As crônicas também são escritas, antes dos acontecimentos, como se fossem notícias do que haverá de vir. Mas, esta se caracteriza como relato do que recentemente aconteceu nas terras paraibanas, congregando, nacionalmente, coisas e gente do cinema. Gente cinéfila, cineastas, críticos da dita arte, estudiosos do assunto, produtores e, “sem censura”, o público em geral. Um festival como o Fest Aruanda alimenta a tradição que preserva a Paraíba de ser, por excelência, berço dos que nascem para o cinema.
Nos anos 60, floresceu muito, na cidade de João Pessoa, uma juventude intelectualizada, que se dedicava, com vaidade, à literatura, à poesia, à música, como o grupo Jaguaribe Carne e jornalistas dedicados à crônica sobre a sétima arte .Ou aos cursos sobre cinema com frequência religiosa a diversos cineclubes, que disputavam em ser o melhor acompanhante na grande produção de filmes, considerados de arte.
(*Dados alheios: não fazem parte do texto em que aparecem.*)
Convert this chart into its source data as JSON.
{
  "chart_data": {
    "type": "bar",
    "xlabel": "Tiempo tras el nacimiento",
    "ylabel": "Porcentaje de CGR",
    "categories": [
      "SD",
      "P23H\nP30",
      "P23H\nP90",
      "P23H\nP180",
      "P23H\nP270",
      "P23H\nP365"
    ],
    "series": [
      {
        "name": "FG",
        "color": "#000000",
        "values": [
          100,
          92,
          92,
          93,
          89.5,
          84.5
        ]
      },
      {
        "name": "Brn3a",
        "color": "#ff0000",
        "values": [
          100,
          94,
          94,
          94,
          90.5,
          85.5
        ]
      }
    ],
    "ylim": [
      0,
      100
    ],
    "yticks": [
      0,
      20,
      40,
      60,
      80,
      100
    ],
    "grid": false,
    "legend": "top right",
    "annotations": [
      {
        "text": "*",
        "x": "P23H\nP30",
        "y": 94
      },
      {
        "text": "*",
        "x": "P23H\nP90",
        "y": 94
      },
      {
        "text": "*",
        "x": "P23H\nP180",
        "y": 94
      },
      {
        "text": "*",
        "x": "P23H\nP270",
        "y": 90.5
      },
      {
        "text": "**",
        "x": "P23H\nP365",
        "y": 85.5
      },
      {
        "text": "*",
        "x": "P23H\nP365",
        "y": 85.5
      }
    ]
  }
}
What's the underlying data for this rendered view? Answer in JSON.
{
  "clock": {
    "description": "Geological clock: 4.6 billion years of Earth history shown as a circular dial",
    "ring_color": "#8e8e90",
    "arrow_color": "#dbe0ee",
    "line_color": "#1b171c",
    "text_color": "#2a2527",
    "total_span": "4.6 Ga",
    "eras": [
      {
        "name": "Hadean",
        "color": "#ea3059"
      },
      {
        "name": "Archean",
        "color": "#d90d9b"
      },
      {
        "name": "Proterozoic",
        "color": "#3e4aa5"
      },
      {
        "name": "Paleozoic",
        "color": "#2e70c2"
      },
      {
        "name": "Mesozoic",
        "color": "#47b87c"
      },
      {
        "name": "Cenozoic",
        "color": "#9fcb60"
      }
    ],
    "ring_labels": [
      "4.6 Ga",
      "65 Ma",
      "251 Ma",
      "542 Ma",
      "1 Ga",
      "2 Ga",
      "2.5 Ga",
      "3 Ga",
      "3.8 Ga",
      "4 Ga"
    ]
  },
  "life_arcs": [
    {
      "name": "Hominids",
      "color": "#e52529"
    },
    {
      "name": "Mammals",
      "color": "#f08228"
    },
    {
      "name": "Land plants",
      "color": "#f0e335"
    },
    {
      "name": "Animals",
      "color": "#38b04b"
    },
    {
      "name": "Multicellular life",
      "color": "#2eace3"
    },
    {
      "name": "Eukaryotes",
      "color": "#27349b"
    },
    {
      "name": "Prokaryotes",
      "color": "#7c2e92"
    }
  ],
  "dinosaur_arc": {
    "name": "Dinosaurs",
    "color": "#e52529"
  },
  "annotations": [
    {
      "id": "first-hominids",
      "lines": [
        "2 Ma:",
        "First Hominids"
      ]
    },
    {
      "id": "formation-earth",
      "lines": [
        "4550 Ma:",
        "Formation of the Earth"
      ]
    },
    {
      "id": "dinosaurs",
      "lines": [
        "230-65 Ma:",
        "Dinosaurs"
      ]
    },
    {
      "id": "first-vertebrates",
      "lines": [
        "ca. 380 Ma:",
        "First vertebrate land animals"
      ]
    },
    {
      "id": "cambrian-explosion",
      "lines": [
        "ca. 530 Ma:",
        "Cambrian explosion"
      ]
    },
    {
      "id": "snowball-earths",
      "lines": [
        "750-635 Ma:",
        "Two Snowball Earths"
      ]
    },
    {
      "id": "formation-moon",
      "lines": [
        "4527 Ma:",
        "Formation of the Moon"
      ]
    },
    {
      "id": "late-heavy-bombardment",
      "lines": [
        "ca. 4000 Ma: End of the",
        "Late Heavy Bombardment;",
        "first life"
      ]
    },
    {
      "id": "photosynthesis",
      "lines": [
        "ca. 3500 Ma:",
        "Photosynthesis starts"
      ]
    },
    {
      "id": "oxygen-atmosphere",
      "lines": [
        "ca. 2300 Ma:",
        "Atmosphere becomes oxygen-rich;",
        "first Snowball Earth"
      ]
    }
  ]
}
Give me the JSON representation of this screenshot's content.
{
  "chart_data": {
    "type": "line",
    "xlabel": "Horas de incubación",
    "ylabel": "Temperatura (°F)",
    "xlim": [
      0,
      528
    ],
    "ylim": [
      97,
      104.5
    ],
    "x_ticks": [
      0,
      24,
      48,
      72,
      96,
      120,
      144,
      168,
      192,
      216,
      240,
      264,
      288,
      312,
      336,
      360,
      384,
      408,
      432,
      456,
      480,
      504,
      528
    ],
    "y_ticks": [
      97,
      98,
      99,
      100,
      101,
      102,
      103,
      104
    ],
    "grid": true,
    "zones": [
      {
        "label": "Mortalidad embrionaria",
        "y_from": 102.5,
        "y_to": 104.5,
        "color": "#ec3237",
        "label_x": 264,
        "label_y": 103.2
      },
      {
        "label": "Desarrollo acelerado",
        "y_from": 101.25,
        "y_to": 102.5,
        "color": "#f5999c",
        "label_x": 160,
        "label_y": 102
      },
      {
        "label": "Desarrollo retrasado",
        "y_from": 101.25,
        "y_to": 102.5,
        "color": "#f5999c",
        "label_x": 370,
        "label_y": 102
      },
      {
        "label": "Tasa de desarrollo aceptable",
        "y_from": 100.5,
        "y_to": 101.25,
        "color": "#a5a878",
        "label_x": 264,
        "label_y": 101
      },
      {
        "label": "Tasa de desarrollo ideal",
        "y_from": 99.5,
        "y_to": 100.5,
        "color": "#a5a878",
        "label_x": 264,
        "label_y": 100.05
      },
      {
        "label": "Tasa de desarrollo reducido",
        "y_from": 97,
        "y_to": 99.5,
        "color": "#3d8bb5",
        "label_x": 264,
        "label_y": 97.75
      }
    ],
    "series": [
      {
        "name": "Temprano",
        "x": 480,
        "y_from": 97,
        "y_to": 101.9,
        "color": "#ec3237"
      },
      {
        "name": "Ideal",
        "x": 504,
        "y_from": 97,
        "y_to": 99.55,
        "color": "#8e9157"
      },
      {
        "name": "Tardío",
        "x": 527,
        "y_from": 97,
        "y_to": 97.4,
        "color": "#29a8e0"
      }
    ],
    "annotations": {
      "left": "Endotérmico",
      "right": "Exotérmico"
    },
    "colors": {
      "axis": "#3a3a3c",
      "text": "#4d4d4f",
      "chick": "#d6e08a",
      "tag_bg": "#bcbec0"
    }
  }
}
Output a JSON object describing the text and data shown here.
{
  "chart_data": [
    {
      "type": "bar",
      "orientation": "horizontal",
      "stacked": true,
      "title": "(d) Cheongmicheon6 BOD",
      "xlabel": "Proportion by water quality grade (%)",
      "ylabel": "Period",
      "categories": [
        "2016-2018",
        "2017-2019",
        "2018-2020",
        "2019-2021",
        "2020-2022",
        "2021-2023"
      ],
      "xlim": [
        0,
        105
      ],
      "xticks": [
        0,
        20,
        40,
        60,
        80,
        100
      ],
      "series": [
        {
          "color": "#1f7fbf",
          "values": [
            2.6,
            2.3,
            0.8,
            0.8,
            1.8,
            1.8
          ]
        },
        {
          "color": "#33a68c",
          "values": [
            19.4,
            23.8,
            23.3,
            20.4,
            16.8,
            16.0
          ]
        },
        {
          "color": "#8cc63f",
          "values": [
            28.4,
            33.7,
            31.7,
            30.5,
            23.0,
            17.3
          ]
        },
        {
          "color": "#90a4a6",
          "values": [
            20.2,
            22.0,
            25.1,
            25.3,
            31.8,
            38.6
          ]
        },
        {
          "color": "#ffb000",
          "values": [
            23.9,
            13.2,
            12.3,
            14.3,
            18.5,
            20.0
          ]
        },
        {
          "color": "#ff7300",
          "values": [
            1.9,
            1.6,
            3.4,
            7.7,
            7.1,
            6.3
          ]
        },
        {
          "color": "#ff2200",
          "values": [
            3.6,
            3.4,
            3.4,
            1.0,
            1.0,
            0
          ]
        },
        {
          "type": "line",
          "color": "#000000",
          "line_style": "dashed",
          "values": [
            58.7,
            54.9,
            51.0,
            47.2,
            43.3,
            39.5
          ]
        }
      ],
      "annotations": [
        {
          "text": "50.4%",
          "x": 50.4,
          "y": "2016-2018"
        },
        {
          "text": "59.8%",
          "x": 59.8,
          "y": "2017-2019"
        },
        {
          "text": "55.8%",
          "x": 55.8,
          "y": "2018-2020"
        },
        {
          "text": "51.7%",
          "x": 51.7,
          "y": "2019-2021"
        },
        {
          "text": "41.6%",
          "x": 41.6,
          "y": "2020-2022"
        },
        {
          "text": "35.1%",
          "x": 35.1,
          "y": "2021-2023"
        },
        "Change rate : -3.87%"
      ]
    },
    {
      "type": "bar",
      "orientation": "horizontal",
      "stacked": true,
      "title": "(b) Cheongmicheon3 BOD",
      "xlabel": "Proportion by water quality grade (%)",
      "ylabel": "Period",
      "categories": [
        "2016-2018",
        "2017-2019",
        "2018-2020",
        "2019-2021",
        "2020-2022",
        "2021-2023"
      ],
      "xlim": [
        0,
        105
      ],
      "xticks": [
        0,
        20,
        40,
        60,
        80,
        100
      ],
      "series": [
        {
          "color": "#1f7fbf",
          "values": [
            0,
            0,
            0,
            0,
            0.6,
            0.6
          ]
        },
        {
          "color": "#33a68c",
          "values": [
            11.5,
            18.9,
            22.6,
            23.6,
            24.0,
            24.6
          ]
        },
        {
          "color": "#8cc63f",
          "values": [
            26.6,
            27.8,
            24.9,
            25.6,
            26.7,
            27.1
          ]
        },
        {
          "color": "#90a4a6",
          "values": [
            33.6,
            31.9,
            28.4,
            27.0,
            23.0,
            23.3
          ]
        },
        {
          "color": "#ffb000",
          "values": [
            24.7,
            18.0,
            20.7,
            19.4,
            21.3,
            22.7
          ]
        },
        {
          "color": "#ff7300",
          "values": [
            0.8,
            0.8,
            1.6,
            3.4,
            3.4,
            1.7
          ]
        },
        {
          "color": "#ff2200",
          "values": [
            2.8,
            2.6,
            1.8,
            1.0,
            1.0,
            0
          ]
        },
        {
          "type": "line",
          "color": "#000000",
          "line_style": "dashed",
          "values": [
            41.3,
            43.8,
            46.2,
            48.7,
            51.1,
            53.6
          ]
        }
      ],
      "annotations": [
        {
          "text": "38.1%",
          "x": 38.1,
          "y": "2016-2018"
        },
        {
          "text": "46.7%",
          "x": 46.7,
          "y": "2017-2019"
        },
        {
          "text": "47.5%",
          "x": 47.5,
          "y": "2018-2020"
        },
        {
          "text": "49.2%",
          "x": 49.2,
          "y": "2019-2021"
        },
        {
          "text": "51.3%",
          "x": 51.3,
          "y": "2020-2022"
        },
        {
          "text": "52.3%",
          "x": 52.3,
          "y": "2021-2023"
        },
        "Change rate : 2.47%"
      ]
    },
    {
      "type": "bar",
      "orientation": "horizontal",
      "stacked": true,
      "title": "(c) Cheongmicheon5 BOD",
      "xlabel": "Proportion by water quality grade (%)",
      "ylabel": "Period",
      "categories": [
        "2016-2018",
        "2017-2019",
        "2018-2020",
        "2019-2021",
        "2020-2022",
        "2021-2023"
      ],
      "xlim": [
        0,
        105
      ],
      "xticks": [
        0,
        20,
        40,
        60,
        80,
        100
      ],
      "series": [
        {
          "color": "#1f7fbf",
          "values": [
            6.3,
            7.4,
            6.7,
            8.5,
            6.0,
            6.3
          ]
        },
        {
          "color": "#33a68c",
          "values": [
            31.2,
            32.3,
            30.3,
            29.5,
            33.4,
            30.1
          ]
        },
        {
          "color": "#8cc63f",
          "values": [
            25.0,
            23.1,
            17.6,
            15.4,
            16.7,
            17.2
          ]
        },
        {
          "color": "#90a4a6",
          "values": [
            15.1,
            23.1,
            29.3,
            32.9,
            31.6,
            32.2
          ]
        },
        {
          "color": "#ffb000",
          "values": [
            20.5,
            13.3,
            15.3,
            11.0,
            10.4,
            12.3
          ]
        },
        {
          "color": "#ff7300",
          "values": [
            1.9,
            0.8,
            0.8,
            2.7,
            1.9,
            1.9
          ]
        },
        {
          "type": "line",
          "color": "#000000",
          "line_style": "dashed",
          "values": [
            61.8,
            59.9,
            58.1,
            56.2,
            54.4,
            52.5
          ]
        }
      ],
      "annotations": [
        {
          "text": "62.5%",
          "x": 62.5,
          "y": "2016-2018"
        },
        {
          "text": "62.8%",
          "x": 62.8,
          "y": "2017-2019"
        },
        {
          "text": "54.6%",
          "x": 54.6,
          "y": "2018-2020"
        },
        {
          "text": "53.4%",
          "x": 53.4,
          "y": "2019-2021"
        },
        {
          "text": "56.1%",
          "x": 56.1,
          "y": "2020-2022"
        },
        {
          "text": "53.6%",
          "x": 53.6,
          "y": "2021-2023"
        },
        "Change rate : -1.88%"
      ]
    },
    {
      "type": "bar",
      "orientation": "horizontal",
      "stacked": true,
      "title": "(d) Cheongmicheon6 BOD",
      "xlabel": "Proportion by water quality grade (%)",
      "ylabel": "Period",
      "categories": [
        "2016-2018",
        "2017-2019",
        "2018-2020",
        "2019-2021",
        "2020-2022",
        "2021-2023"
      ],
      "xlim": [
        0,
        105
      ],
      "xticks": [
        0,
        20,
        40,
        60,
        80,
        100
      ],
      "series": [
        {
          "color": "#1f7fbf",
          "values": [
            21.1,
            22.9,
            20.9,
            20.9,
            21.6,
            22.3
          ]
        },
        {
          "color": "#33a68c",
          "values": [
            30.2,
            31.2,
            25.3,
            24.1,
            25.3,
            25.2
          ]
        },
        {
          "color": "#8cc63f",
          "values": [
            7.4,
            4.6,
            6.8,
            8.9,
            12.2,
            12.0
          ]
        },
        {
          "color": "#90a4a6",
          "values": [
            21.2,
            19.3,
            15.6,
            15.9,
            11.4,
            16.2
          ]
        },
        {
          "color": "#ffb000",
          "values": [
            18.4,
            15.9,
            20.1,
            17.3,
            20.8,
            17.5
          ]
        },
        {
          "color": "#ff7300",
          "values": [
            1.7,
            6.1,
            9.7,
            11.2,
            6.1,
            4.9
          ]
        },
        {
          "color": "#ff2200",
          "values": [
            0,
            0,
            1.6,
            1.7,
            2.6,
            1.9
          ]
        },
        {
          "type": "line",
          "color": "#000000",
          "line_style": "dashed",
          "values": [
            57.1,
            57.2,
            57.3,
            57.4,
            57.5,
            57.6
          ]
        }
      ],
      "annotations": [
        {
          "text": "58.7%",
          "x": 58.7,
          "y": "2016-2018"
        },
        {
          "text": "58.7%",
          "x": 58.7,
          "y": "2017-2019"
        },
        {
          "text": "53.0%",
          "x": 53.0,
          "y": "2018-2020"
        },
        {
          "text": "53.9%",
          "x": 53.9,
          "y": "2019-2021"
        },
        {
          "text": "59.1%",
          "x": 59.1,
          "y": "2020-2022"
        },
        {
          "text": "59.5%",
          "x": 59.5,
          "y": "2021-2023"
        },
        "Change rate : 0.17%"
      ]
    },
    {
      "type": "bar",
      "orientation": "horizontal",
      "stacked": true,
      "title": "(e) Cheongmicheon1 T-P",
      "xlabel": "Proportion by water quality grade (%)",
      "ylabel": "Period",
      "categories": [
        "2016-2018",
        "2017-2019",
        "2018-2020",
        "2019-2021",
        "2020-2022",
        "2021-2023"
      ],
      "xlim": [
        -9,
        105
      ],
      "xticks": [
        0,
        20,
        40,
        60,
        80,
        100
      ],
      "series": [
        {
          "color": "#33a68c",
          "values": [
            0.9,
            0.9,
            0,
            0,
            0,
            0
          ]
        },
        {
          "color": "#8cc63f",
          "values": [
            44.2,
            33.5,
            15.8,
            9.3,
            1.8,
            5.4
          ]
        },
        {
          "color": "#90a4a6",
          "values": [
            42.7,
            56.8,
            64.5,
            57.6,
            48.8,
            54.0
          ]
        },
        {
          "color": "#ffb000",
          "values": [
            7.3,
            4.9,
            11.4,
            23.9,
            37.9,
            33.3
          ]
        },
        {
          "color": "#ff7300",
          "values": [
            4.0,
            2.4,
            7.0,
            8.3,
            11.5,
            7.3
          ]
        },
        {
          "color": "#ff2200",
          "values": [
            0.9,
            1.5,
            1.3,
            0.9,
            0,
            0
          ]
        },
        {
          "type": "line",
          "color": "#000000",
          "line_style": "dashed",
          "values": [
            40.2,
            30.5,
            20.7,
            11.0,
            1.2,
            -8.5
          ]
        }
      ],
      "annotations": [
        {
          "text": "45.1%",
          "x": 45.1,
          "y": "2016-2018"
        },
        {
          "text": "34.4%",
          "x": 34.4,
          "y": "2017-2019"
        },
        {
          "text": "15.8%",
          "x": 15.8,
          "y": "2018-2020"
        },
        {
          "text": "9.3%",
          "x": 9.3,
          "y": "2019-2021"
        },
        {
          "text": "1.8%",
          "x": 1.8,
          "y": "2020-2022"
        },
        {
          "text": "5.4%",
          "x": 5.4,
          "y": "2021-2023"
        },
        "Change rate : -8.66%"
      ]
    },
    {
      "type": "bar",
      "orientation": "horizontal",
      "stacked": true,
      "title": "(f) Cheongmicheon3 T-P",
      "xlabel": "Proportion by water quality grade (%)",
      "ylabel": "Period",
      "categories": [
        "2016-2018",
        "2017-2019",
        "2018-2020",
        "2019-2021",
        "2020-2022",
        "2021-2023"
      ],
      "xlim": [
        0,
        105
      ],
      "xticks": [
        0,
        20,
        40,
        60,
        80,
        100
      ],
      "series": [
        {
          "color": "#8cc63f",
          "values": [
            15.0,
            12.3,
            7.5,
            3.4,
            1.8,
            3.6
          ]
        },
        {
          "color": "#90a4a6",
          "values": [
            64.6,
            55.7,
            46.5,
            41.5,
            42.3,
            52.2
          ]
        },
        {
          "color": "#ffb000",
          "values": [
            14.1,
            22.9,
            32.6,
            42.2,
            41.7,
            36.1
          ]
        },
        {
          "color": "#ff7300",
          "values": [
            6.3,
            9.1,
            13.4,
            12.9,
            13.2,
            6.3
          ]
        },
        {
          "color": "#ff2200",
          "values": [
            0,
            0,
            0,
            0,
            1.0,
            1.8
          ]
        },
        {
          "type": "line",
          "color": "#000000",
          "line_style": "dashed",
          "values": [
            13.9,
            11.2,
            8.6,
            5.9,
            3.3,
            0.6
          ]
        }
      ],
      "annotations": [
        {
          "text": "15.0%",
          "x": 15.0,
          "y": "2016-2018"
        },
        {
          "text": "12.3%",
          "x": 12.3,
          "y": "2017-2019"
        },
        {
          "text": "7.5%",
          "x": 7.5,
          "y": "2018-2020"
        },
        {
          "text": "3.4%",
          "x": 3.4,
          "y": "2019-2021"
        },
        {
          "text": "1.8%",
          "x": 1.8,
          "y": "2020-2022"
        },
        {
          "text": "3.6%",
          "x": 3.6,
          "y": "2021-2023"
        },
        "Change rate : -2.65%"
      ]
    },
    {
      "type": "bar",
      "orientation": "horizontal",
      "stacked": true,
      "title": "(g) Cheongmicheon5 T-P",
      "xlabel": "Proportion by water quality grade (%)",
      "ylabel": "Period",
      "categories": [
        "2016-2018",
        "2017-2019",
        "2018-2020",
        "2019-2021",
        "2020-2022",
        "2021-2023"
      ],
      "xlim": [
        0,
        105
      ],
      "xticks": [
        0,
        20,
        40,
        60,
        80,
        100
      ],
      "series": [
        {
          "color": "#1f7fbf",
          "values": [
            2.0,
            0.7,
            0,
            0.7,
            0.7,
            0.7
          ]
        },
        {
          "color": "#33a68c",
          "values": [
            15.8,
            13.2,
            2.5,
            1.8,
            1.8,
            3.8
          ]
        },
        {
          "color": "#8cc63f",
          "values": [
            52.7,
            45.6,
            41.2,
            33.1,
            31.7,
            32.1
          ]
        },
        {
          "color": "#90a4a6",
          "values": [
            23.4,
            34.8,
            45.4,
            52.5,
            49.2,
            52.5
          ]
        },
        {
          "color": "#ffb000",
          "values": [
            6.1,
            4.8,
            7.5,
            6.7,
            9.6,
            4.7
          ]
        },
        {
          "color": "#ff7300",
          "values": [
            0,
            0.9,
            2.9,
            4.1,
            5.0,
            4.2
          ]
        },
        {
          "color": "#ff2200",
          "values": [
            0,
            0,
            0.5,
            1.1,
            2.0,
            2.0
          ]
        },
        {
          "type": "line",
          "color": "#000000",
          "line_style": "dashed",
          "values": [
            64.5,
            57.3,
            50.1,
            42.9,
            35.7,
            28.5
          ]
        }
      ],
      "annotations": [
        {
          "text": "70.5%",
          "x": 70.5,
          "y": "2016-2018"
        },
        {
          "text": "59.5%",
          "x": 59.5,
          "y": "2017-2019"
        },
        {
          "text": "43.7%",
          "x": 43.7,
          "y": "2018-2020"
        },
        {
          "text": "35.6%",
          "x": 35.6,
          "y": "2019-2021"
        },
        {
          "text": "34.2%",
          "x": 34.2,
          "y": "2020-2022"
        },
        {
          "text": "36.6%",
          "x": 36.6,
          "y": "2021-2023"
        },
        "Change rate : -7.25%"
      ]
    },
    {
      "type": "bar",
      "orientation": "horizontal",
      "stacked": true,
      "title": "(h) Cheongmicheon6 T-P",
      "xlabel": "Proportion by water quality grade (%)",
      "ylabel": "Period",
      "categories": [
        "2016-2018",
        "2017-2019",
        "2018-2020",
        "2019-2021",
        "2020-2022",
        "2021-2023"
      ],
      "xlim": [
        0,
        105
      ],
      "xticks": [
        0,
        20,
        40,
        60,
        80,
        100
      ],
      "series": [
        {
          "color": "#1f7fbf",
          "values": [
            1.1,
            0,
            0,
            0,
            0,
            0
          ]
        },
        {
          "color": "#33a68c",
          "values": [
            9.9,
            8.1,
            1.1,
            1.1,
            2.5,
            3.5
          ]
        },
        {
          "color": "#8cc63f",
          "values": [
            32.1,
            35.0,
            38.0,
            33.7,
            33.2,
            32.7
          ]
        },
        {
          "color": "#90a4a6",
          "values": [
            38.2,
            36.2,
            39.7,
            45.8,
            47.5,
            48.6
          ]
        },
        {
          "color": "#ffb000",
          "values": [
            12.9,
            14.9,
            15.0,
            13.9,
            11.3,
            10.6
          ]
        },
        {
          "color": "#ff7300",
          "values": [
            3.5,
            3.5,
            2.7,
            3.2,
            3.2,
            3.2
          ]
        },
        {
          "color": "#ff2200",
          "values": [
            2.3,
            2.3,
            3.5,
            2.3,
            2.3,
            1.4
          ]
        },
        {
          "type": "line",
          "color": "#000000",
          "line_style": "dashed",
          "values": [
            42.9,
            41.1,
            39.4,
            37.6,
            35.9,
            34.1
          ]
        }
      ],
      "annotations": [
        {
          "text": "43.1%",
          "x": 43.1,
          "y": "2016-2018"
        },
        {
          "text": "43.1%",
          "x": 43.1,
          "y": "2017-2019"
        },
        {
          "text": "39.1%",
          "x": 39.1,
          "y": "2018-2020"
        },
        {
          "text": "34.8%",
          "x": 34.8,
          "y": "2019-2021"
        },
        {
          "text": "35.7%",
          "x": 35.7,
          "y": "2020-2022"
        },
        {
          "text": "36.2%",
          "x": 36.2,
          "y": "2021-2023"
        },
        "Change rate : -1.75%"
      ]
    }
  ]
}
O esteio desses debates era o “Filme de Arte”, no Cine Municipal, todas as quintas-feiras, também chamadas de “Filme de Arte”.
Naqueles recentes tempos, a França, os Estados Unidos e a Itália, e aqui e acolá, a Suécia de Bergman, projetavam-se como os maiores produtores dos então “filmes de arte”, que por aqui chegavam. Também, nesses países, destacavam-se, fazendo escola, o maior número de precursores, desse gênero de películas. Entre nós, criou-se a característica: Quanto mais complexa fosse a interpretação do enredo e do seu filme, mais se pronunciava aquela juventude como se fosse um filme de arte. Poderiam nada entender, porque o filme era de arte…
Para os mais maduros, tal arte consistia mais no roteiro; na linguagem cinematográfica que nos passava o enredo. Na verdade, o filme divide com a pintura e a fotografia, os mais eloquentes meios de expressão, sobrepondo-se o cinema por causa da sonorização da sua linguagem fílmica. Nesse universo, havia os “críticos de cinema”, geralmente jornalistas ou professores universitários, como Dom Fragoso e Rafael de Menezes, autor dos primeiros livros paraibanos sobre cinema. Ou Wills Leal, Jurandir Moura e o célebre Antonio Barreto, pena leve e competente que tornava o filme “difícil” fácil de se compreender.
Existiam críticos severos e rigorosos que, presunçosamente, não recebiam como “filme de arte” até a obra, de grande público, como Alphaville, de Jean-Luc Godard (1965), em razão de um simples detalhe. Era eu adolescente, mas já falante e da corrente para avaliar como “filme de arte” aquele que gozava, sob ponto de vista mais aberto, de uma obra autônoma, criativa; sem cortina, isto é, com unidade e que tivesse uma estrutura logicamente narrativa; com referências socioculturais dos costumes e do quotidiano; e que entendesse, mesmo se fosse como o cinema mudo, a estilo dos de Fritz Lang ou de Chaplin.
Os cineclubes ressaltavam a utilização pedagógica do filme de arte, instrução oferecida entre o écran, a película e o espectador, mediadores dos que foram especialmente, tantas vezes, como o amigo Linduarte Noronha e Wills Leal. Ai de nós, se não fossem aqueles dias semanais no Municipal e seus consequentes encontros … Não foi por menos que, quando mais recentemente fui Presidente da Academia Paraibana de Letras e da Fundação Casa de José Américo, criei, respectivamente, os cineclubes Verbo e Imagem e o Homem de Areia. A partir da segunda-feira passada, com esforço e perseverança do exímio professor Lúcio Vilar, as nossas antigas “quintas-feiras” dos “filmes de arte” voltaram à tona, numa programação até ontem, e anualmente contínua, nos dias do “Festival Aruanda”, livre, defeso de qualquer eventual cultura repressiva. Feliz deve estar Linduarte Noronha, por festival de tal nível se chamar de Aruanda.